Padilha nega ligação entre casos de hantavírus no Brasil e surto em cruzeiro na Europa

Ministro diz que há sete casos no país, que o cenário segue controlado e que boatos sobre “nova pandemia” são desinformação.

11/05/2026 às 23:14 por Redação Plox

O ministro da Saúde, Alexandre Padilha, afirmou nesta segunda-feira (11) que os registros de hantavírus no Brasil não têm qualquer ligação com o surto recente identificado em um navio de cruzeiro na Europa. Em entrevista coletiva, ele disse que boatos espalhados nas redes sociais sobre uma suposta nova pandemia representam “desinformação” e não condizem com o cenário observado no país.*

Número de ocorrências segue dentro do padrão histórico

De acordo com Padilha, o Brasil contabiliza atualmente sete casos da doença, volume que ele classificou como compatível com a média anual nacional, estimada entre 38 e 45 ocorrências. O ministro sustentou que a situação epidemiológica permanece controlada e que não há indicação de risco semelhante ao episódio europeu.

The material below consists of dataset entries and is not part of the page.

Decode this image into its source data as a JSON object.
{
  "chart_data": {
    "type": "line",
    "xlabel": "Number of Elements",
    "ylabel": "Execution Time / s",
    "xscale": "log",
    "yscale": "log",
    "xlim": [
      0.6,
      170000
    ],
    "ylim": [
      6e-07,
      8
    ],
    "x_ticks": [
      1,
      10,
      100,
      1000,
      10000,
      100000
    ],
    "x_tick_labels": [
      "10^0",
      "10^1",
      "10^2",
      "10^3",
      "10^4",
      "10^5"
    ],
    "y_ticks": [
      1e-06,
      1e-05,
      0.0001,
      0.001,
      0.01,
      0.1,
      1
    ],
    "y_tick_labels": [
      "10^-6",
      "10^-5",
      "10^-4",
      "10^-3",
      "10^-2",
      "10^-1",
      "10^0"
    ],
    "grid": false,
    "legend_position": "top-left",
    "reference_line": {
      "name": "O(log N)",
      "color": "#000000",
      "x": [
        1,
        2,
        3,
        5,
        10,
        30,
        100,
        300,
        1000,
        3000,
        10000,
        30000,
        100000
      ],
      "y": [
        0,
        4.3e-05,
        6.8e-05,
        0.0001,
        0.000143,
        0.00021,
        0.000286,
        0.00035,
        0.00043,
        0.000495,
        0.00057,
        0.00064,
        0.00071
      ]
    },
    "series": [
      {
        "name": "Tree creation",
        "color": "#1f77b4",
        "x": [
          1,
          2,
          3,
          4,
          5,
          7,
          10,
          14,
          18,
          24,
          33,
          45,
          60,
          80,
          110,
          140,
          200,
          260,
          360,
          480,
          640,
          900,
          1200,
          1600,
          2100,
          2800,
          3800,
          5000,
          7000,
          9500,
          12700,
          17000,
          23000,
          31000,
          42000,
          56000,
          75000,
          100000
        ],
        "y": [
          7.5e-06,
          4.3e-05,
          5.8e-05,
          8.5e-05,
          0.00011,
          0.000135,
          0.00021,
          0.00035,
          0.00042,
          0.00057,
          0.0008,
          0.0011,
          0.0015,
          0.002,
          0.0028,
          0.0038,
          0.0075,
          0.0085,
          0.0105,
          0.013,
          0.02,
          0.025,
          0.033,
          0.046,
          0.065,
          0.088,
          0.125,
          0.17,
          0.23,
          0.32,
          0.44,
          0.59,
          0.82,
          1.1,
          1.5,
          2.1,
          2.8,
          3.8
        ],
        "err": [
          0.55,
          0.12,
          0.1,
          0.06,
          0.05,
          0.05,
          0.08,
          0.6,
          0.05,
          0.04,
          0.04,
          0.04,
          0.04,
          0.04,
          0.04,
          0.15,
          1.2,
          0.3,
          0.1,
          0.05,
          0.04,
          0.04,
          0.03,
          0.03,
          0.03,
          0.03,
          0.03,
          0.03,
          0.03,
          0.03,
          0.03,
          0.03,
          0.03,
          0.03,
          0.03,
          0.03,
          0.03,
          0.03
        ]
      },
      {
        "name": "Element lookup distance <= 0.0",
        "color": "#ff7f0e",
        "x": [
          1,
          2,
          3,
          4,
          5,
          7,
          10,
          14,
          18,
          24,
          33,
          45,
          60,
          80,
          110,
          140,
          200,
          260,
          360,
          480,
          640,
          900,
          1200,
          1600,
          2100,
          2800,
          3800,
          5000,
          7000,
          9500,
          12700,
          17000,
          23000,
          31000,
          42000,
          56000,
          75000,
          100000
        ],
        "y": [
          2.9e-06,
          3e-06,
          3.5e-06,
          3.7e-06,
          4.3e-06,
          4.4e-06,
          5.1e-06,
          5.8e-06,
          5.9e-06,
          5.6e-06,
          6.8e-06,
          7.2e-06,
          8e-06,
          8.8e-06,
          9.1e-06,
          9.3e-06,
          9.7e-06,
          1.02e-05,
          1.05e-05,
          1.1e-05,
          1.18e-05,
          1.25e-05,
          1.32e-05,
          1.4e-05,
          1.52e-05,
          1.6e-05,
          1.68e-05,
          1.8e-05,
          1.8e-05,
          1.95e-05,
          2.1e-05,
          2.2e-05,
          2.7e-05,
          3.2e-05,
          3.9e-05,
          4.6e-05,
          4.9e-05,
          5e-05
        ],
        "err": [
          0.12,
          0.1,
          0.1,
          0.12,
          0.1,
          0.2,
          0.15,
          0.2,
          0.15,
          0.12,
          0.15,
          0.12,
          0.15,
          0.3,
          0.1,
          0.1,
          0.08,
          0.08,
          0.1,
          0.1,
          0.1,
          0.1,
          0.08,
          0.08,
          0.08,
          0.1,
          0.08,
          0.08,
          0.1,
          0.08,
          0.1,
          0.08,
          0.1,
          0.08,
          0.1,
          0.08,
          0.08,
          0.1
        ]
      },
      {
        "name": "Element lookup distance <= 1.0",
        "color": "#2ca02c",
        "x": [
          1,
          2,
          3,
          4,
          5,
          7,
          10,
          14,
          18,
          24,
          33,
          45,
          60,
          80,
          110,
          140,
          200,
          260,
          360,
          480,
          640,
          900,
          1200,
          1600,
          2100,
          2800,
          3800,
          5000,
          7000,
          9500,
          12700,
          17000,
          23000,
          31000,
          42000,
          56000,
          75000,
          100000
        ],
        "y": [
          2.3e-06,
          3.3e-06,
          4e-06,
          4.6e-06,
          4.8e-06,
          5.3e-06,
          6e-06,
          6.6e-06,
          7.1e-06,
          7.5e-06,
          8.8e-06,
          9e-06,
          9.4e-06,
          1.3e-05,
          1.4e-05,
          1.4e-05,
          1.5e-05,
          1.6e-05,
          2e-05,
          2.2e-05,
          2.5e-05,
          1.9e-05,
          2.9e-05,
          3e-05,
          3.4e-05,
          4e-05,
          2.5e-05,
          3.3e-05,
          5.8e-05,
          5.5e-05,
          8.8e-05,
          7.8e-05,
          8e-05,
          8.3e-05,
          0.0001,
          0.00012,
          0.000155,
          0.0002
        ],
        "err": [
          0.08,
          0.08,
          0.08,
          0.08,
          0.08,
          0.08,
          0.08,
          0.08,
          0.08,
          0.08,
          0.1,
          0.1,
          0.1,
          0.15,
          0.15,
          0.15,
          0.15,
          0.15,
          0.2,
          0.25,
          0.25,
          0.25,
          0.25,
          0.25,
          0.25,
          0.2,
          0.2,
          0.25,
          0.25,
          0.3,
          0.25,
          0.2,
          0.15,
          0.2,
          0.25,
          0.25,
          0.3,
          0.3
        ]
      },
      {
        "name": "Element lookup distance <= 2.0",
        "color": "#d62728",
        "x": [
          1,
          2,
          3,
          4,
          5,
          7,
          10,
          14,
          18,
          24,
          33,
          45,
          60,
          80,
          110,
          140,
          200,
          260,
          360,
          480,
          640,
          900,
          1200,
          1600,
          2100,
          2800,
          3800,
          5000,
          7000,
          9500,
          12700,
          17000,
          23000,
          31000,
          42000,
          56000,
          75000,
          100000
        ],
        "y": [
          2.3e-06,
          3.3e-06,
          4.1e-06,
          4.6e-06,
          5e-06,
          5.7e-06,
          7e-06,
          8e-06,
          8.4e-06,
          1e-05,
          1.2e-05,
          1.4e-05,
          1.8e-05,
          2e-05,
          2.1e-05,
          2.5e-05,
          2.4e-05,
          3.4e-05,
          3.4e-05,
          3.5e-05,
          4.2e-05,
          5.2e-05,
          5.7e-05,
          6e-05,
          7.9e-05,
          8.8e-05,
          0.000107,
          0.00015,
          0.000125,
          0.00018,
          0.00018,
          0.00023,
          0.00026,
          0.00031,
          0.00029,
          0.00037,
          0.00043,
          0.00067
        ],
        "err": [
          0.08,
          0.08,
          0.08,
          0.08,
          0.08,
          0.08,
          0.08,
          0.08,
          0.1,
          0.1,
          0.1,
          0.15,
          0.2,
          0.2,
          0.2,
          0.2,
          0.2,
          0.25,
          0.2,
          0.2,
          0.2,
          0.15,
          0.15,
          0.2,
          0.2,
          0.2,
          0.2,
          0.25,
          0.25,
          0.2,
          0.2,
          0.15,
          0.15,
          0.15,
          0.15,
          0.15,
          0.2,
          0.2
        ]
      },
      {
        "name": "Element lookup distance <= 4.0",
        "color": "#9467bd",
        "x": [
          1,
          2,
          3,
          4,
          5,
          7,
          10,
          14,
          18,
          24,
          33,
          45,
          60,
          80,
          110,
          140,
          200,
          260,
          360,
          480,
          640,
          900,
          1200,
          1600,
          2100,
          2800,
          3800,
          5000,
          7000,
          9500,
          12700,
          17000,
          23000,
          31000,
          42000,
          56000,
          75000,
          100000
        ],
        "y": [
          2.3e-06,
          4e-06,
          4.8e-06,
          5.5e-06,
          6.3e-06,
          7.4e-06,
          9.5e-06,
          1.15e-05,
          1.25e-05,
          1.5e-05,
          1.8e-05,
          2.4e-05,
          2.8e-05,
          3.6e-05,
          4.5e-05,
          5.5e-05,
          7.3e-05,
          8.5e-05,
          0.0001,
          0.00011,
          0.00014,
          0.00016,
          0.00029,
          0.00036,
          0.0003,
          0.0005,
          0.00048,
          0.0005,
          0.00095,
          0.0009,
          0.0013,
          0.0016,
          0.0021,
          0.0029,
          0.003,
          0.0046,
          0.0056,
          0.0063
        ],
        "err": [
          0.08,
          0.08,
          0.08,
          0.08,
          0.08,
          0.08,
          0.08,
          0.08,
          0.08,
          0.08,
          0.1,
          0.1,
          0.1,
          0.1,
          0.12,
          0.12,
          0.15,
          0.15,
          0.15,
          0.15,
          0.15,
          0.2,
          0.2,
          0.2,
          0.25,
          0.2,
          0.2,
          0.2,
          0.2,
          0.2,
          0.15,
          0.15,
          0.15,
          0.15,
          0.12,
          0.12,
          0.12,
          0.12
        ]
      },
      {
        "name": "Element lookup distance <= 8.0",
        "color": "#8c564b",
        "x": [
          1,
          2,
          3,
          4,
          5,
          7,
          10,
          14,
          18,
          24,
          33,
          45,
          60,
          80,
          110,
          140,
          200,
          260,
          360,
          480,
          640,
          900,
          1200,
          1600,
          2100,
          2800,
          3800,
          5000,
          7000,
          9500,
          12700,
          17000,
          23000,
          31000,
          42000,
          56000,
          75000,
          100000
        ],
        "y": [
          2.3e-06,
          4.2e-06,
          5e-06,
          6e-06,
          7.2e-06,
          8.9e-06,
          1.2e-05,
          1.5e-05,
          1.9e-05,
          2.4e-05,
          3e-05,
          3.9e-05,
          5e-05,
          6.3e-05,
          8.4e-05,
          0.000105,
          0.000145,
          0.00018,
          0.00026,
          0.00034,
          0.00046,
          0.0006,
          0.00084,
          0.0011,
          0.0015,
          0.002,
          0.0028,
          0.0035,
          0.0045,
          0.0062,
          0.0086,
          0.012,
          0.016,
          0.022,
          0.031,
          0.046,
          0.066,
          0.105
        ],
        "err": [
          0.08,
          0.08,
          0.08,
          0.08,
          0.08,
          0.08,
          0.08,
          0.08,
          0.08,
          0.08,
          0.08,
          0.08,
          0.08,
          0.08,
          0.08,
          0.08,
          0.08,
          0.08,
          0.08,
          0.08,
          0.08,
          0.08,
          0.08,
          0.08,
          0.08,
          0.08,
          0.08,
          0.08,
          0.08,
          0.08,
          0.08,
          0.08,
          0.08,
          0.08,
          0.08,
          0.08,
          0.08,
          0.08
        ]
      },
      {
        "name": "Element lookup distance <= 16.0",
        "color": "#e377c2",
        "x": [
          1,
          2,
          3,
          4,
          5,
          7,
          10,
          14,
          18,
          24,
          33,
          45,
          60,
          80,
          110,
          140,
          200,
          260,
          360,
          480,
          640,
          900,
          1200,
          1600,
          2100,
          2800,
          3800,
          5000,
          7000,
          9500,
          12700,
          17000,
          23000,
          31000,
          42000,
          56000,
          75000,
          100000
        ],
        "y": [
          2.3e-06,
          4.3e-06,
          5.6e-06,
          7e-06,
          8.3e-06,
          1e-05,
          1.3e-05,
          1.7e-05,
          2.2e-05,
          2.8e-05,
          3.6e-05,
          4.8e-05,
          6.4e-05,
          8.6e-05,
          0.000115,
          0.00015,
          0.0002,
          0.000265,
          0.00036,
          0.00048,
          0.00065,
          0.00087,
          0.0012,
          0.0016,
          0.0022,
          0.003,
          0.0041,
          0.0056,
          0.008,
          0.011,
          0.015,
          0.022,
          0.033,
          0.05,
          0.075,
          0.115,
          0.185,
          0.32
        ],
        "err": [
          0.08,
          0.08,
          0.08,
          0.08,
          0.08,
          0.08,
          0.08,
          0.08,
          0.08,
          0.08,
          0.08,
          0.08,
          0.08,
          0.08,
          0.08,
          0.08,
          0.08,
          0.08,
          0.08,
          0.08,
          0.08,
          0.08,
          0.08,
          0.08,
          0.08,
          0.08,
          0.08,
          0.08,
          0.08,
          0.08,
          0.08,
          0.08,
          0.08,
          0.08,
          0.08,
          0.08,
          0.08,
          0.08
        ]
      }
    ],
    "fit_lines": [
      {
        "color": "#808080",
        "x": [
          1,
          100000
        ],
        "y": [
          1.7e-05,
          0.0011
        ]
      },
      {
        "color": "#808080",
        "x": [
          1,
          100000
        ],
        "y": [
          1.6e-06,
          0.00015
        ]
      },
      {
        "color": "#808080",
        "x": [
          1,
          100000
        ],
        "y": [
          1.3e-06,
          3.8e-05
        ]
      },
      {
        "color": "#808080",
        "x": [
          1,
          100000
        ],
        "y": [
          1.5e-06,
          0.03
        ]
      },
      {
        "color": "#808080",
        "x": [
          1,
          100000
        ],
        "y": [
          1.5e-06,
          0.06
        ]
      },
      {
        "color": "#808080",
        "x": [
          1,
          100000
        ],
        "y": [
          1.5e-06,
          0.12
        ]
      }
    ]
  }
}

O hantavírus não é um vírus desconhecido, é um vírus conhecido por todos nós, diferente da Covid-19, que foi um vírus que surgiu com infecção humana. No Brasil, a gente chega a ter entre 38, 40, 45 casos por ano. Nesse momento, nós temos 7 casos por Hantavírus que não tem qualquer relação com o hantavírus do Cruzeiro, nem a cepa Alexandre Padilha

Diferença entre cepas e ausência da variante andina no país

O ministro também declarou que o Brasil nunca registrou circulação da chamada cepa andina, associada ao surto do cruzeiro. Segundo ele, os casos brasileiros são de outras variantes, enquanto a detectada na Europa é típica da região dos Andes e tem uma característica considerada incomum entre hantavírus: a possibilidade de transmissão entre pessoas.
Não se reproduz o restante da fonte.